The screen lit again. Stile answered again. This time it was a sealed transmission: flashing lights and noise in the background, indicating the jamming that protected it from interception. Except, ironically, that this was an interception; the machine had done its job better than the caller could know.
It was another Citizen. His clothing was clear, including a tall silk hat, but the face was fuzzed out, making him anonymous. His voice, too, was blurred. “I understand you are available. Stile,” the man said.
News spread quickly! “I am available for employment, sir,” Stile agreed. “But I am unable to race on horseback.”
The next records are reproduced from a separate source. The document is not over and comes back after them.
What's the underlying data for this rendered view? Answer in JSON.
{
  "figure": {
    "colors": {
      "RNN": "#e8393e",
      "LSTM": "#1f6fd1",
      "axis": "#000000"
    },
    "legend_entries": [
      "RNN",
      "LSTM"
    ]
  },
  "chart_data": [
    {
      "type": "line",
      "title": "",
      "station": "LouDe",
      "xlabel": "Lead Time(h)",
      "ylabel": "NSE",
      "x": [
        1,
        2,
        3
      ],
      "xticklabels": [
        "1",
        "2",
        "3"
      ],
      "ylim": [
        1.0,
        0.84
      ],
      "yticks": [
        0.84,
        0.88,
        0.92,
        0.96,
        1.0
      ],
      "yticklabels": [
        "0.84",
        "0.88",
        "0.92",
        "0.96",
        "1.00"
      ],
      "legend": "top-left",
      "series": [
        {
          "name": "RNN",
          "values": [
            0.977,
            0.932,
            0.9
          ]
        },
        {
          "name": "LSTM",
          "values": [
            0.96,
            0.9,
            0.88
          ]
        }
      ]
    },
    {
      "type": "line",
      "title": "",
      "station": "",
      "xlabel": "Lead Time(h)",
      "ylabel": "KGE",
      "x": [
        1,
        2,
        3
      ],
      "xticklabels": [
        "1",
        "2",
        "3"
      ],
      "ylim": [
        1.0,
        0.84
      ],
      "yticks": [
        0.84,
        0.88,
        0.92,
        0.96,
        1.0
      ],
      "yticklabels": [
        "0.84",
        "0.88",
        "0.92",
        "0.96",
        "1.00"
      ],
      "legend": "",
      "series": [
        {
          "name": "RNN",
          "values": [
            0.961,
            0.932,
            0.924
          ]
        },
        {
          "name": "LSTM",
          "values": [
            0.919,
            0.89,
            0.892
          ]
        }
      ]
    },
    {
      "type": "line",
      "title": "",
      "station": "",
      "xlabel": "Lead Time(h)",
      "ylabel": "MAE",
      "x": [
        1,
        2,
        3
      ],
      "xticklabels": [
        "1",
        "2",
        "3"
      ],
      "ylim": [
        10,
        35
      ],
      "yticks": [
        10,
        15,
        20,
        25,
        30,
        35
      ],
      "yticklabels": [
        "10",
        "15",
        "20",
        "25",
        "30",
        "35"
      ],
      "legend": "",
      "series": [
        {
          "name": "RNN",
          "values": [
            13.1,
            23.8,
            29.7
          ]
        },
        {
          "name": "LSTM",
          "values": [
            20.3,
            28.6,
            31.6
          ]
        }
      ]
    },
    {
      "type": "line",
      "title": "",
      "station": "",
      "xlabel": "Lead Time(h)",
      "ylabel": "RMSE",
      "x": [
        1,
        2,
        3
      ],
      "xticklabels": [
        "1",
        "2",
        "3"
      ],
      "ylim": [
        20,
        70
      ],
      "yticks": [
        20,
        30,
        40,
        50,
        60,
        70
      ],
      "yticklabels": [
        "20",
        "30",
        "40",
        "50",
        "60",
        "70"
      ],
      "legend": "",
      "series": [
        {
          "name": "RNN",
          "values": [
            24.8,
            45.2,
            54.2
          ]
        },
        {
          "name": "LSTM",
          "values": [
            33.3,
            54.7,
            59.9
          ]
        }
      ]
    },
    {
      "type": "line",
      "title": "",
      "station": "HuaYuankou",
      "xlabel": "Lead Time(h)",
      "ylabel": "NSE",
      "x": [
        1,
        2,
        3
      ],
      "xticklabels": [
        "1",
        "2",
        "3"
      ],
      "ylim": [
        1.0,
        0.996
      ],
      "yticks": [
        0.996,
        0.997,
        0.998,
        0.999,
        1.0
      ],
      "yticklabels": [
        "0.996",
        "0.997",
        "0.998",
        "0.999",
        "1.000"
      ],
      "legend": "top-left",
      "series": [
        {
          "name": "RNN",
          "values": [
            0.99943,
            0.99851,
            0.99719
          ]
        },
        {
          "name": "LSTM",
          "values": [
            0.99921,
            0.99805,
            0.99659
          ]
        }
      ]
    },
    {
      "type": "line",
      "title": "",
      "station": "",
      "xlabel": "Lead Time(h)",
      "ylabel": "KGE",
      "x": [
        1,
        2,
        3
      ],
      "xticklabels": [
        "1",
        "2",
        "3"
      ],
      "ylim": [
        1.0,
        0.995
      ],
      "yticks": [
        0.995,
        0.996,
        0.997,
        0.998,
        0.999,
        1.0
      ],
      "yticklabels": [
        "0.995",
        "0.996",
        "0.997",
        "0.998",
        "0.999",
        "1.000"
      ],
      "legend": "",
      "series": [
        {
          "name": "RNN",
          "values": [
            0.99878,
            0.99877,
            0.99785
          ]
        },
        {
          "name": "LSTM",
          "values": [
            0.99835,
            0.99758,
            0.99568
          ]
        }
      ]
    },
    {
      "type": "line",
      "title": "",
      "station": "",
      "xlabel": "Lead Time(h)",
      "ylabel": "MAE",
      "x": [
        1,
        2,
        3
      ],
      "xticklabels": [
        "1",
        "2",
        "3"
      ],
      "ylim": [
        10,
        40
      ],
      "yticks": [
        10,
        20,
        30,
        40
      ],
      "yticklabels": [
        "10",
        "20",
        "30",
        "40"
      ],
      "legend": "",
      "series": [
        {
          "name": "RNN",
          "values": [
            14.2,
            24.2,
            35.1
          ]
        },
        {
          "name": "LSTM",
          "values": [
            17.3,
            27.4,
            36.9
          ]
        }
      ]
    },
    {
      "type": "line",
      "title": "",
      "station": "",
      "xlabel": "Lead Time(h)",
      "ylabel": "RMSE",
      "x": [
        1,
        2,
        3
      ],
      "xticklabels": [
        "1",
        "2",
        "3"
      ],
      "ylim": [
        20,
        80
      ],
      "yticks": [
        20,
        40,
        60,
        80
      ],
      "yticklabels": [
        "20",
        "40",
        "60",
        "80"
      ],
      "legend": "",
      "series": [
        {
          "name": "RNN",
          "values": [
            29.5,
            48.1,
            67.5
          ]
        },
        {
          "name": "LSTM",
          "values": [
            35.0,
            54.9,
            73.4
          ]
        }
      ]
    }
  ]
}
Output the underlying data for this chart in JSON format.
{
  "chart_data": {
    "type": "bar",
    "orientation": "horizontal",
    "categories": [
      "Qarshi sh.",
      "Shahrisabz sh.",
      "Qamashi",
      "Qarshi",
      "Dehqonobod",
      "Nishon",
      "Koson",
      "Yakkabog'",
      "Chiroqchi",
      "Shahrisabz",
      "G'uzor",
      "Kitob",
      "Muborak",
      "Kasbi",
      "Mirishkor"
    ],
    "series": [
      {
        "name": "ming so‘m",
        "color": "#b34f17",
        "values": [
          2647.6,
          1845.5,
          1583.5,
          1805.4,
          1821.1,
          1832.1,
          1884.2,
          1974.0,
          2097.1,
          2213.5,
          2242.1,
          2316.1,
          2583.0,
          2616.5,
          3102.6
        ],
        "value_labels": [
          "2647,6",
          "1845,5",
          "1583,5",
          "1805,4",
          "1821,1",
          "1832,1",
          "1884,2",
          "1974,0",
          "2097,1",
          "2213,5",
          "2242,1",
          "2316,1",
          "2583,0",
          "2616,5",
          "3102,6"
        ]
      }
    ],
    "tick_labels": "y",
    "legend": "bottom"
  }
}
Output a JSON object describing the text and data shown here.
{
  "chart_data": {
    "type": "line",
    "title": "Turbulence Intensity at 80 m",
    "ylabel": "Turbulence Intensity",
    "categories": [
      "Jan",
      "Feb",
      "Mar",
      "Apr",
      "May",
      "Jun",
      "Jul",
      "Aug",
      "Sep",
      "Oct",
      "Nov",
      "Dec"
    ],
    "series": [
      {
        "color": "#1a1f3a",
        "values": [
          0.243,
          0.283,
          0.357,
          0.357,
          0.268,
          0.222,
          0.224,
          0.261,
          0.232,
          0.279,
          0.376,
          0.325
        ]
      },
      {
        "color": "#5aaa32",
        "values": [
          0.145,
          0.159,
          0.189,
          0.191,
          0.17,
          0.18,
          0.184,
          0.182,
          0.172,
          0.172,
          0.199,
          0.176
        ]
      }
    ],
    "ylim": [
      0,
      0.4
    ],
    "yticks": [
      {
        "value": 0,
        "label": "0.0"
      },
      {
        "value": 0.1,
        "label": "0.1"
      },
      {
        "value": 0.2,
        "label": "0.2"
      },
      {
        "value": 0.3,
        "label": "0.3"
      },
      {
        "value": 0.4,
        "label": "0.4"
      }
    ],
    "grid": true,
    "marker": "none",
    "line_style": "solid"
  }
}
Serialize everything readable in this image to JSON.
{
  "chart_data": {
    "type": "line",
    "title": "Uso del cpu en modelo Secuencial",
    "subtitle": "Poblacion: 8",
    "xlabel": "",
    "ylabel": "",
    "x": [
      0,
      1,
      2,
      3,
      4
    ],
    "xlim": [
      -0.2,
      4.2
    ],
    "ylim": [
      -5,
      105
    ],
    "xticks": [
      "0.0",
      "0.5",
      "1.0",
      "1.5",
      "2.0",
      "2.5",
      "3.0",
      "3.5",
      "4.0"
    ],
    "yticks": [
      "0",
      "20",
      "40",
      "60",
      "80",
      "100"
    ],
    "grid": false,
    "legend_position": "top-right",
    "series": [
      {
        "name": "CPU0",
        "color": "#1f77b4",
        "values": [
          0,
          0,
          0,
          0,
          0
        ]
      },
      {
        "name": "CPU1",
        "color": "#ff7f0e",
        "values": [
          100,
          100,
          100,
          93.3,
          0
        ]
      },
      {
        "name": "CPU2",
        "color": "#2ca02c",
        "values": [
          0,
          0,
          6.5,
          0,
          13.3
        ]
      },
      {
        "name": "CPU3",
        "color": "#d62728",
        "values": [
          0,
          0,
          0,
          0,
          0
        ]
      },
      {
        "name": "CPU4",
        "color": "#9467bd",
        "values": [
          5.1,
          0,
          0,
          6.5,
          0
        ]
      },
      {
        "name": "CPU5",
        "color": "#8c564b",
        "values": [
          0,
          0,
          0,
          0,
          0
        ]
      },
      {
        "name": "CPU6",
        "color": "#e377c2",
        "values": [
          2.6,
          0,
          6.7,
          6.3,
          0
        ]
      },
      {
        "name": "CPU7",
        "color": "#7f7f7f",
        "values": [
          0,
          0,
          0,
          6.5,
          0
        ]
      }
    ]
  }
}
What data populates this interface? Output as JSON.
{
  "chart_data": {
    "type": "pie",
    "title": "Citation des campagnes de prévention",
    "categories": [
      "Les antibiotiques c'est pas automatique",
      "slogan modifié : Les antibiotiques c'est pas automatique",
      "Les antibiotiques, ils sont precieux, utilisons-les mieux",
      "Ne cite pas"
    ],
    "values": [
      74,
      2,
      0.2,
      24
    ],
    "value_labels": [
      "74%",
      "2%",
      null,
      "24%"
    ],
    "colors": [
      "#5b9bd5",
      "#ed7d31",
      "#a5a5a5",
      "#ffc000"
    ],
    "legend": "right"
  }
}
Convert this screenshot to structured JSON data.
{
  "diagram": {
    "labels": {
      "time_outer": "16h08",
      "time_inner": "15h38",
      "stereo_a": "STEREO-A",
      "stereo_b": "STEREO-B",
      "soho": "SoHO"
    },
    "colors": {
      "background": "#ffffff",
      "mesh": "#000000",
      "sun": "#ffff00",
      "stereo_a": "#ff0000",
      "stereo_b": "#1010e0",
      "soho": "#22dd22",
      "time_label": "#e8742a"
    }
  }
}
“I propose to transplant your brain into a good android body fashioned in your likeness. This would be indistinguishable on casual inspection from your original self, with excellent knees. You could race again. I have an excellent stable—“
“A cyborg?” Stile asked. “A human brain in a synthetic body? This would not be legal for competition.” Apart from that, the notion was abhorrent.
“No one would know,” the Citizen said smoothly. “Because your brain would be the original, and your body form and capacity identical, there would be no cause for suspicion.”
No one would know—except the entire self-willed machine community, at this moment listening in. And Stile himself, who would be living a lie. And he was surely being lied to, as well; if brain transplant into android body was so good, why didn’t Citizens use that technique for personal immortality? Quite likely the android system could not maintain a genuinely living brain indefinitely; there would be slow erosion of intelligence and/or sanity, until that person was merely an-other brute creature. This was no bargain offer in any sense!
“Sir, I was just fired because I refused to have surgery on my knees. What makes you suppose I want surgery on my head?”
This bordered on insolence, but the Citizen took it in stride. Greed conquered all! “Obviously you were disgusted at the penny-pinching mode of your former employer. Why undertake the inconvenience of partial restoration, when you could have a complete renovation?”